Our country has an army of Mr. Henkels who memorize their right wing talking points but who otherwise cannot see the blunders of the last thirty years. The rank and file Tea Baggers are unable to see that they do not represent solutions but only business as usual, the same stuff that has been undermining our economy and the middle class since Reagan became president. As a result of the policies of George W. Bush, the middle class is at its lowest point in decades.

Update: Multiple sources and photos have confirmed that Sarah Palin was using her palm as a high school crib sheet. In a bizarre twist, Fox News says Palin was trying to draw attention to Obama's use of a teleprompter, of course ignoring Obama's masterful non-teleprompter handling of issues in the GOP lion's den. In the meantime, Europe is in a tailspin, we have no real energy policy, joblessness remains high, health care is stalled and the obstructionist GOP has no solutions, no understanding of today's rapidly changing world and no desire to let the Democrats get some real work done. For some time, it has been perfectly clear to anyone paying attention that the Republicans are actively seeking the failure of the Obama presidency. This is unprecedented in American politics.

Meanwhile, Democrats in Congress have forgotten how to lead and are shadows of the Democratic giants who once led the House and Senate. Leadership will have to come from the Oval office. While I appreciate Obama's efforts to seize the initiative, more may be required, including staff changes at the White House.

At the same time, the reality-based community has its work cut out for it. One election will not change this country and it was foolish to think it ever would. But reform has come before and it can come again. But only with persistence.



Anonymous S.W. Anderson said...

"George W. Bush drove the nation over a cliff. What did Kenneth Lay do that Bush didn't do for eight years?"

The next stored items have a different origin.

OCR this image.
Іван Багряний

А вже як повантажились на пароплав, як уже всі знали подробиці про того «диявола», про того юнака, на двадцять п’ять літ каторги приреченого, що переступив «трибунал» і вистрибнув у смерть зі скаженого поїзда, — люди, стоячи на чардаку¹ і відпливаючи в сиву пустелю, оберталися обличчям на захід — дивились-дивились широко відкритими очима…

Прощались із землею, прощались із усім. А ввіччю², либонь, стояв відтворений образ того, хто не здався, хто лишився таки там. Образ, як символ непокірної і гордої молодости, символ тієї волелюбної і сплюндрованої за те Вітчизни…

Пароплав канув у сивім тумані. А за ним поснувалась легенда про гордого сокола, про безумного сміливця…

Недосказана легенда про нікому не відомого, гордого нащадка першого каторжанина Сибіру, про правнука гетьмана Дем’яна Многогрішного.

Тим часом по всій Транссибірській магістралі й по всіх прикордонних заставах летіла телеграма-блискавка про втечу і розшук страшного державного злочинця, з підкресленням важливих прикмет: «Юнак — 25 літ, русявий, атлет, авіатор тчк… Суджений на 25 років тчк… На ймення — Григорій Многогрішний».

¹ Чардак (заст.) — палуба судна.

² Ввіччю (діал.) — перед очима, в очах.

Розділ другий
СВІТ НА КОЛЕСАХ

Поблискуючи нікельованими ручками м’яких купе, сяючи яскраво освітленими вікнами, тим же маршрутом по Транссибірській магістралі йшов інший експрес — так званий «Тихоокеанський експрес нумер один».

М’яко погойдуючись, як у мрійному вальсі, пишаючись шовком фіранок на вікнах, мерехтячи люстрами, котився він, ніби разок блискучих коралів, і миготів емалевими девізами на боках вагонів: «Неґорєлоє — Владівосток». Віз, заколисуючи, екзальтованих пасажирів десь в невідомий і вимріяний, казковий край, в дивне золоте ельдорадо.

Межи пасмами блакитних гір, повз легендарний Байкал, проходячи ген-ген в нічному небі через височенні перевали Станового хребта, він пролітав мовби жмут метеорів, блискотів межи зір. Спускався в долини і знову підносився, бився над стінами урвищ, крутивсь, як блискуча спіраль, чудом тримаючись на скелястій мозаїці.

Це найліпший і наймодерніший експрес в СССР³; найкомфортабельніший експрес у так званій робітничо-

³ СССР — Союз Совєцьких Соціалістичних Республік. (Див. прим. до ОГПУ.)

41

Barring a well-concealed conspiracy, Lay croaked. Unfortunately but not surprisingly, Bush wasn't willing to to be that accommodating.

I don't know what Herr Henkels has been drinking, but if he's a leading German opinion maker, my generally high regard for contemporary Germans' self-discipline and good sense will have to be set back a notch.

I'm surprised Galbraith didn't come out and say the U.S. needs a reindustrialization policy and program. Fine, if it focuses in part on green stuff. But it better be about making vacuum cleaners, frying pans, steel I-beams and a million other things, of competitive quality and at competitive prices.

The other thing we had better do, which doesn't take us back to the status quo ante, is kick the top marginal tax rate up to about 85 percent. Before we do, though, we'd better have a free earplugs handout, because the radical right will squeal like stuck pigs.

11:41 PM  
Blogger Craig said...

Hi S.W.,

Thanks for the comments. Galbraith is one of those who worries we're not going to get very far until the United States can do better at taking the future into account. We're now stuck planning 18 months into the future when we need to plan 10 to 20 to 30 years into the future. That by definition will mean a lot of rebuilding and a lot of reindustrialization.

Krugman, Stiglitz, Robert Reich and Galbraith are often saying pretty much the same thing, though they may come to the same point from different perspectives.

As for Germany, it still has some of the best minds around but there's a reactionary undercurrent that's been building for some time. It's nothing like what seems to be happening in the U.S., at least if one watches Fox News. But German reactionaries are very interested in America's far right and seem to borrow some of the rhetorical nonsense. Of course, around the world, the German right is far from being the only people to be imitating the GOP.

I'm sympathetic to the 85 percent tax rate, though I would be ecstatic to see 70%. I think there would be more sympathy for soaking the rich, except for one factor. Many people fantasize about winning the lottery. I'm partly joking but I suspect there may be some truth to it.